Volatility in customer demand in the semiconductor industry affect future levels of sales and profitability and limit our ability to predict such levels.
Historically, we have maintained low lead times, which has enabled customers to place orders close to their true needs for product. In defining our financial goals and projections, we consider inventory on hand, backlog, production cycles and expected order patterns from customers. If our estimates in these areas become inaccurate, we may not be able to meet our revenue goals and projections. In addition, some customers require us to manufacture product and have it available for shipment, even though the customer is unwilling to make a binding commitment to purchase all, or even some, of the product. As a result, in any quarterly fiscal period we are subject to the risk of cancellation of orders leading to a fall-off of sales and backlog. Further, those orders may be for products that meet the customers unique requirements so that those cancelled orders would, in addition, result in an inventory of unsaleable products, and thus potential inventory write-offs. We routinely estimate inventory reserves required for such products, but actual results may differ from these reserve estimates.

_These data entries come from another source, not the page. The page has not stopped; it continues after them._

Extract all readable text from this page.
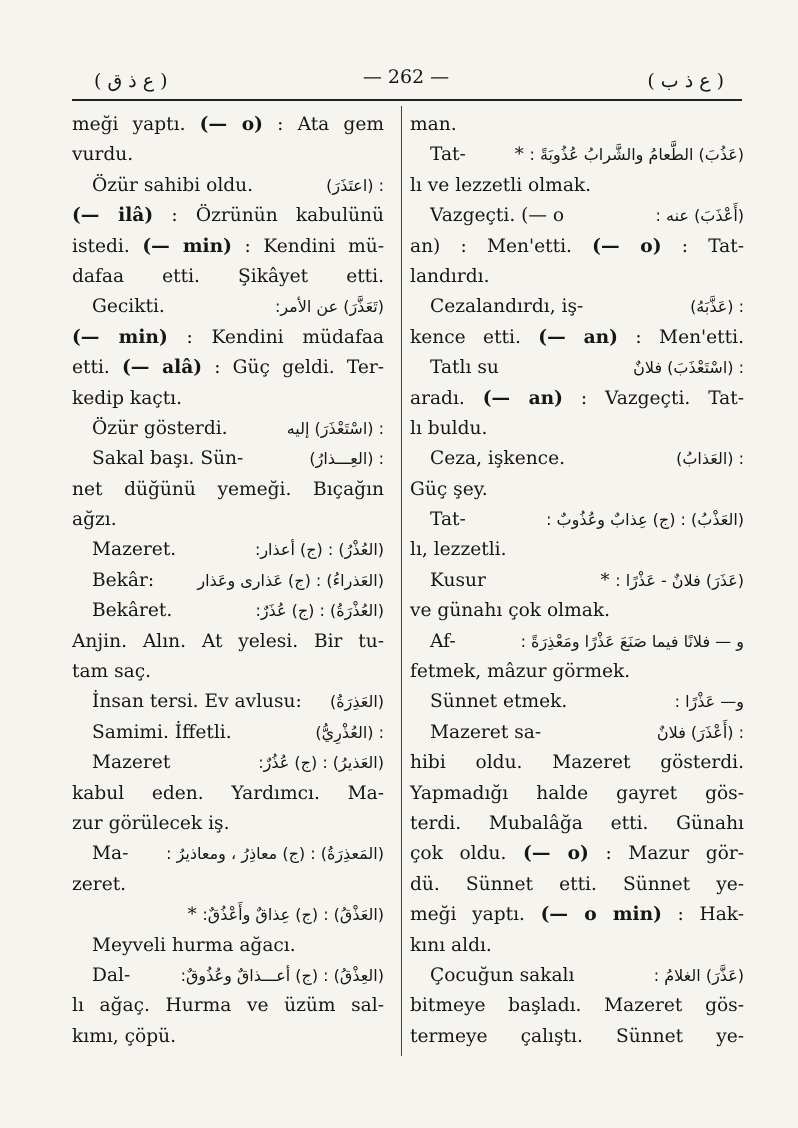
( ع ذ ق )	— 262 —	( ع ذ ب )
meği yaptı. (— o) : Ata gem
vurdu.
Özür sahibi oldu.	: (اعتَذَرَ)
(— ilâ) : Özrünün kabulünü
istedi. (— min) : Kendini mü-
dafaa etti. Şikâyet etti.
Gecikti.	(تَعَذَّرَ) عن الأمر:
(— min) : Kendini müdafaa
etti. (— alâ) : Güç geldi. Ter-
kedip kaçtı.
Özür gösterdi.	: (اسْتَعْذَرَ) إليه
Sakal başı. Sün-	: (العِـــذارُ)
net düğünü yemeği. Bıçağın
ağzı.
Mazeret.	(العُذْرُ) : (ج) أعذار:
Bekâr:	(العَذراءُ) : (ج) عَذارى وعَذار
Bekâret.	(العُذْرَةُ) : (ج) عُذَرٌ:
Anjin. Alın. At yelesi. Bir tu-
tam saç.
İnsan tersi. Ev avlusu: (العَذِرَةُ)
Samimi. İffetli.	: (العُذْرِيُّ)
Mazeret	(العَذيرُ) : (ج) عُذُرٌ:
kabul eden. Yardımcı. Ma-
zur görülecek iş.
Ma- (المَعذِرَةُ) : (ج) معاذِرُ ، ومعاذيرُ :
zeret.
(العَذْقُ) : (ج) عِذاقٌ وأَعْذُقٌ: *
Meyveli hurma ağacı.
Dal-	(العِذْقُ) : (ج) أعـــذاقٌ وعُذُوقٌ:
lı ağaç. Hurma ve üzüm sal-
kımı, çöpü.
man.
Tat-	(عَذُبَ) الطَّعامُ والشَّرابُ عُذُوبَةً : *
lı ve lezzetli olmak.
Vazgeçti. (— o	(أَعْذَبَ) عنه :
an) : Men'etti. (— o) : Tat-
landırdı.
Cezalandırdı, iş-	: (عَذَّبَهُ)
kence etti. (— an) : Men'etti.
Tatlı su	: (اسْتَعْذَبَ) فلانٌ
aradı. (— an) : Vazgeçti. Tat-
lı buldu.
Ceza, işkence.	: (العَذابُ)
Güç şey.
Tat-	(العَذْبُ) : (ج) عِذابٌ وعُذُوبٌ :
lı, lezzetli.
Kusur	(عَذَرَ) فلانٌ - عَذْرًا : *
ve günahı çok olmak.
Af-	و — فلانًا فيما صَنَعَ عَذْرًا ومَعْذِرَةً :
fetmek, mâzur görmek.
Sünnet etmek.	و— عَذْرًا :
Mazeret sa-	: (أَعْذَرَ) فلانٌ
hibi oldu. Mazeret gösterdi.
Yapmadığı halde gayret gös-
terdi. Mubalâğa etti. Günahı
çok oldu. (— o) : Mazur gör-
dü. Sünnet etti. Sünnet ye-
meği yaptı. (— o min) : Hak-
kını aldı.
Çocuğun sakalı	(عَذَّرَ) الغلامُ :
bitmeye başladı. Mazeret gös-
termeye çalıştı. Sünnet ye-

We generate revenue from thousands of customers worldwide and our revenues are diversified by end-market and geographical region. However, the loss of, or a significant reduction of purchases by a portion of our customer base could adversely affect our results of operations. We can lose a customer due to a change in the customers design or purchasing practices. In addition, the timing of customers inventory adjustments may adversely affect our results of operations.